Watch out the above image: Google’s self-driving car can “see” moving objects like other cars in real time. But only a pre-made map lets it know about the presence of certain stationary objects, like traffic lights.
From the below video, you can better understand how Google detects these dynamic information respected to the static objects. Also, from my personal point of view, Google seems to adopt a very smart trick: some obstacles or behaviors are classified with different traffic signs. Or rather, Google asigns a proper traffic sign to some situations, in ordre to simplify and divide the sets of different behaviors concisely.
In a word, these problems, confirmed by the project leader Chris Urmson, are detailed as:
- The snow weather. Google hasn’t tested the car under snow weather.
- Heavy rainy day.
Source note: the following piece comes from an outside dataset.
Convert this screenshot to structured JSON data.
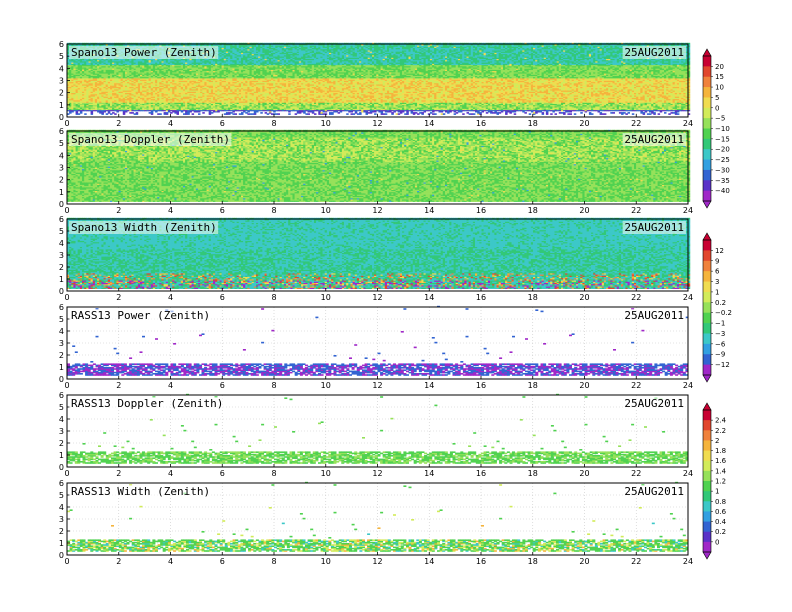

Due to consideration of safety, Google hasn’t done the tests neither.
- Big, open parking lots or multilevel garages.
- The accurate recognition of color information of traffic lights when facing towards to sun.
- No detailed classfication between normal pedestrain or policeman as google relies more on the laser point data.
- Can’t tell if a road obstacle is a rock or a crumpled piece of paper.
- Can’t detect potholes or spot an uncovered manhole. (IMHO, this could be solved when exploiting the obstacle is concave or convex)
Besides the problem confirmed by the team itself, my professor Alberto Broggi, and other researchers also expressed their concerns.
Alberto Broggi, a professor studying autonomous driving at Italy’s Università di Parma, says he worries about how a map-dependent system like Google’s will respond if a route has seen changes.
Michael Wagner, a Carnegie Mellon robotics researcher studying the transition to autonomous driving, says it is important for Google to be open about what its cars can and cannot do. “This is a very early-stage technology, which makes asking these kinds of questions all the more justified.”
John Leonard, an MIT expert on autonomous driving, says he wonders about scenarios that may be beyond the capabilities of current sensors, such as making a left turn into a high-speed stream of oncoming traffic.
Another related post on MIT Review are here. I quote the comments by professors.
Alberto Broggi: Humans make use of myriad “social cues” while on the road, such as establishing eye contact or making inferences about how a driver will behave based on the car’s make and model. Even if a computer system can recognize something, understanding the context that gives it meaning is much more difficult. For example, a fully autonomous car would need to understand that someone waving his arms by the side of the road is actually a policeman trying to stop traffic.
John Leonard: he and other academics find themselves constantly battling the assumption that all of the technology challenges associated with robotic cars have been solved, with only regulatory and legal issues remaining. “It’s hard to convey to the public how hard this is,” he says.